OPEC affirms its forecast for 2016 on decline of Azerbaijan’s oil production
OPEC said on Thursday that it expects oil production by countries outside the cartel to fall in 2016 by more than it previously forecast, in a sign that its audacious strategy may be working at last.
On the New York Mercantile Exchange, West Texas Intermediate futures were trading down 0.5% at $36.56 a barrel.
Brent crude futures dropped 0.5 percent at $39.52 a barrel, the 7-year low was $39.38 a barrel.
In its latest monthly oil market report, Opec said low prices will drive strong global demand in 2016, which is estimated to be around 94.13 million bpd, up 1.25 million bpd from this year’s 92.88 million bpd, that was an increase of 1.53 million bpd over last year. 380,000 barrels/day – an average of 54.14 million/day – with an expected contraction in the US accounting for roughly half the drop. Demand growth will likely slow to 1.23 million bpd in 2016 from a five-year high of 1.79 million bpd in 2015 as support from sharply falling oil prices begins to fade. In November, OPEC, which pumps about a third of the world’s oil, has seen its production increase by 230,100 barrels per day (b/d) in comparison with the previous month, at about 31.7 million bpd.
Russian Federation is preparing for the possibility that low crude prices are here to stay as competition between oil and other fuels such as natural gas intensifies.
“OPEC showed last week it’s a paper tiger in that it won’t do anything to prevent supply growth”, said Michael Hewson, chief market strategist at CMC Markets.
“Non-OPEC growth year-on-year is grinding to a halt, so some of the effects from low oil prices are starting to appear”, said Amrita Sen, chief oil analyst at consultants Energy Aspects Ltd.in London.

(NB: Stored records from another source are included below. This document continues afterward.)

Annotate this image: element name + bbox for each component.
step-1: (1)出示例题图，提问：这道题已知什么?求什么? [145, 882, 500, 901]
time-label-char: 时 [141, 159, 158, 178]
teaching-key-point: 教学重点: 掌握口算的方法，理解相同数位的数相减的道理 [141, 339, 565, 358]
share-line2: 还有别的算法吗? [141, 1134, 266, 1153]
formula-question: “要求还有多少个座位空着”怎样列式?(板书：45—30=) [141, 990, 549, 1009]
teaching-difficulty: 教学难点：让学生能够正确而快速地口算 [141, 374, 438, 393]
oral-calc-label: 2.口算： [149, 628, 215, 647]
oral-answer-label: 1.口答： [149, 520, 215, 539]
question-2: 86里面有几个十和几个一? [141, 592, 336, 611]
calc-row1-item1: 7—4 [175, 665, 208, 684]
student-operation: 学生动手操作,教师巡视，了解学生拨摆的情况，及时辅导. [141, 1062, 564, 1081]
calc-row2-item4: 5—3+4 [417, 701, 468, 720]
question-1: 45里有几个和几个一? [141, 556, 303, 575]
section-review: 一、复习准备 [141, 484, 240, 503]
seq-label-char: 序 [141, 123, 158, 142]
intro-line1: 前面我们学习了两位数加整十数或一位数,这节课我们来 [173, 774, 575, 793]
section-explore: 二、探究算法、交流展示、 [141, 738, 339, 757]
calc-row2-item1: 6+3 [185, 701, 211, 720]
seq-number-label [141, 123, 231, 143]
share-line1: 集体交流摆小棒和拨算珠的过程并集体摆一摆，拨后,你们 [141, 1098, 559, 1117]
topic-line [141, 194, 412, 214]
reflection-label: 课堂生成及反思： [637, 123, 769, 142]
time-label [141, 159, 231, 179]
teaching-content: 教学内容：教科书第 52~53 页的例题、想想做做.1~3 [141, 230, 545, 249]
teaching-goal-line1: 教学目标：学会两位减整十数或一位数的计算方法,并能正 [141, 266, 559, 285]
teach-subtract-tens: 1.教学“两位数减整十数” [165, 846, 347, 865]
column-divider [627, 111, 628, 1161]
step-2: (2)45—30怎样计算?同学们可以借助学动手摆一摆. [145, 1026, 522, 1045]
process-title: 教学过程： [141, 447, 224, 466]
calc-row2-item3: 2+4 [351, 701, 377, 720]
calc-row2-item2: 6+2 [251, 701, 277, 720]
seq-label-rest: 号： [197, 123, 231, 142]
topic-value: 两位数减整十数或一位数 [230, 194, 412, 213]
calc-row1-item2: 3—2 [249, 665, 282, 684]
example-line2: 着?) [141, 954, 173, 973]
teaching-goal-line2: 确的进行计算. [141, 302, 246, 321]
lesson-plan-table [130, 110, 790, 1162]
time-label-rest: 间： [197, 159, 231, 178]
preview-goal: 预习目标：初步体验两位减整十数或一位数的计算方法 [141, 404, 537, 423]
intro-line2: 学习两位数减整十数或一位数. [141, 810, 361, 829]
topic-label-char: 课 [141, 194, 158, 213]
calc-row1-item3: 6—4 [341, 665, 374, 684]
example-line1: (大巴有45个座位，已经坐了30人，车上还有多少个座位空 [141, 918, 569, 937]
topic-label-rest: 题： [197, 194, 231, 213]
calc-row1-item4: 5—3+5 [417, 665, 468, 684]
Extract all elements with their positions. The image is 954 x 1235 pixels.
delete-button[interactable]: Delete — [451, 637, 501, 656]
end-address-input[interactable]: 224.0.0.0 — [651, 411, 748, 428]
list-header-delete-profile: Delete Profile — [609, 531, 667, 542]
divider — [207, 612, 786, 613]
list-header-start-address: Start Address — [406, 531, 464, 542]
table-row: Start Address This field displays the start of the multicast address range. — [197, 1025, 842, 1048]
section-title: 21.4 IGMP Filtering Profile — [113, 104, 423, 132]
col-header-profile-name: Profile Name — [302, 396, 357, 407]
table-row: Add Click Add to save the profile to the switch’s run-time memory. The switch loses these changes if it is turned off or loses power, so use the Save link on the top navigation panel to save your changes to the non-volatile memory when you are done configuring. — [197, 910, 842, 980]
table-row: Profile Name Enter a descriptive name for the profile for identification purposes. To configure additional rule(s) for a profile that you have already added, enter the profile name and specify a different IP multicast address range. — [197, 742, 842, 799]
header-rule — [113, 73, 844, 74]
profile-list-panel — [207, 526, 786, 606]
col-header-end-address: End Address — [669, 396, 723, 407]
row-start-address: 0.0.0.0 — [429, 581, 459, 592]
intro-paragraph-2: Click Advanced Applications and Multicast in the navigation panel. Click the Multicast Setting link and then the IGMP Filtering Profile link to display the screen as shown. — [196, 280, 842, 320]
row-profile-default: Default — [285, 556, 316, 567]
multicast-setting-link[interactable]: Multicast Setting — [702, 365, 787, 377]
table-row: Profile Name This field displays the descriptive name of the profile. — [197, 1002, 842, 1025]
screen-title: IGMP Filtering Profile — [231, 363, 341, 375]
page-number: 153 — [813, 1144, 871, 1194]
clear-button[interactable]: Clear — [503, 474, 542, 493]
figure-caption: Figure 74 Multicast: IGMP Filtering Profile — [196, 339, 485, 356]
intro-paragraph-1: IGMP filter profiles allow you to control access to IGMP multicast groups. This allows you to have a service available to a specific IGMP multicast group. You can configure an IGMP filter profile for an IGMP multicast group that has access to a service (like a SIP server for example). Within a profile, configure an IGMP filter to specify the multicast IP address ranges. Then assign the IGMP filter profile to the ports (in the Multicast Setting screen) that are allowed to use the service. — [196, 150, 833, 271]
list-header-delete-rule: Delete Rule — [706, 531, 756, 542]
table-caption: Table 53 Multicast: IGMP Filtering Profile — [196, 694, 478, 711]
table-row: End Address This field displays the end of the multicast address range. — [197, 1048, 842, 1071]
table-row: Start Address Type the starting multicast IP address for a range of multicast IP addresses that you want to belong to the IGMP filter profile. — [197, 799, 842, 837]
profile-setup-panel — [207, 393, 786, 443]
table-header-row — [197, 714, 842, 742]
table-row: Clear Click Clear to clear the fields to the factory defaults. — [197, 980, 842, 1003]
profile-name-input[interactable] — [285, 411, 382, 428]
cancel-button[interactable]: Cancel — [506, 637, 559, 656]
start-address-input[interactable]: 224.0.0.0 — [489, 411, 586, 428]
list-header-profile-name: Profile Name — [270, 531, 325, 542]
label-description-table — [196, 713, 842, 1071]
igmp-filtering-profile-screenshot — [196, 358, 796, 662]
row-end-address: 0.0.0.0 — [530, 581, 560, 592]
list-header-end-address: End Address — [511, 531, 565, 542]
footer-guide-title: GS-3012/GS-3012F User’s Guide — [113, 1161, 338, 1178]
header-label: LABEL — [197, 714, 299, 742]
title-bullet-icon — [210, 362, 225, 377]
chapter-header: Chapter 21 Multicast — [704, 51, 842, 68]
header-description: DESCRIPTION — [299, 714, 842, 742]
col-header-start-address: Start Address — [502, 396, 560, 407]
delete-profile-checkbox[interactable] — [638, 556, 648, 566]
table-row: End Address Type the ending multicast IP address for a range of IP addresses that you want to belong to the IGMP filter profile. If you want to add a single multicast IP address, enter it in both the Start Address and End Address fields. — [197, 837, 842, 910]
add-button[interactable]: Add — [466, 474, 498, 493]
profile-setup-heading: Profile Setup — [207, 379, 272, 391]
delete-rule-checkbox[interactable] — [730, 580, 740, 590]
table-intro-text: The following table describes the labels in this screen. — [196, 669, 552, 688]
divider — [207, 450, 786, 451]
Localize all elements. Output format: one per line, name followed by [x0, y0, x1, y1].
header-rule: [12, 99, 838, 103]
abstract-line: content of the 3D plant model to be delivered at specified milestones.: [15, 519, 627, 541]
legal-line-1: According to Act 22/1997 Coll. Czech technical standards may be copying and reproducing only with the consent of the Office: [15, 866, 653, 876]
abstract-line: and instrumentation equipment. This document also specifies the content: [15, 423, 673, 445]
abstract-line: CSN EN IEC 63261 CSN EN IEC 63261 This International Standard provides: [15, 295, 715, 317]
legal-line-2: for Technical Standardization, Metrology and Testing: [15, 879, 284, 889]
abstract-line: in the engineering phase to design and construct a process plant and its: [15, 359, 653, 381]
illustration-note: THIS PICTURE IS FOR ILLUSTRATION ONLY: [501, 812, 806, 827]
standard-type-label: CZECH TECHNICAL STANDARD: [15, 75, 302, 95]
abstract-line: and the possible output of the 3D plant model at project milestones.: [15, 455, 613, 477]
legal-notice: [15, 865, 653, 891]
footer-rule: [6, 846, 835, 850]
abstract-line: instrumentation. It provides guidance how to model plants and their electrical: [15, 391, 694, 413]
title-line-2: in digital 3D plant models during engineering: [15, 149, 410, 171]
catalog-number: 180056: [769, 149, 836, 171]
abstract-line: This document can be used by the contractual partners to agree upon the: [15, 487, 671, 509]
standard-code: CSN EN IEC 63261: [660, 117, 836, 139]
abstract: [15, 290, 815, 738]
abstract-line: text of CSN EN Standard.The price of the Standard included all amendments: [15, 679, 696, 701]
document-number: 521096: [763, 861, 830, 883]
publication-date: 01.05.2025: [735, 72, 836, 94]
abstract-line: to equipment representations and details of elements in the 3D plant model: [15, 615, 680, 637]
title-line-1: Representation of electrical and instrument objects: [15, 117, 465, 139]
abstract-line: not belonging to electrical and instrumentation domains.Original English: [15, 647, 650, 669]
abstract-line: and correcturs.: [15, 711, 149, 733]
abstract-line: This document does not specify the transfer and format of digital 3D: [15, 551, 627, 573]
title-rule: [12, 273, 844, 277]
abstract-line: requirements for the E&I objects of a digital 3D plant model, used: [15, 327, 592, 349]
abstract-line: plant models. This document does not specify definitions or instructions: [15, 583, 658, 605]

But contrary to popular belief, the Organization of the Petroleum Exporting Countries isn’t the only reason for oil’s most recent downturn.
Producers are counting on global consumers to ratchet up demand for crude as they take advantage of low retail prices for gasoline and diesel.
Opec’s demand this year is around 29.4 million bpd, lower than its current output. ― File picSEOUL, Dec 11 ― Oil headed for the biggest weekly decline since March amid speculation OPEC’s decision to effectively scrap production targets will keep the market oversupplied.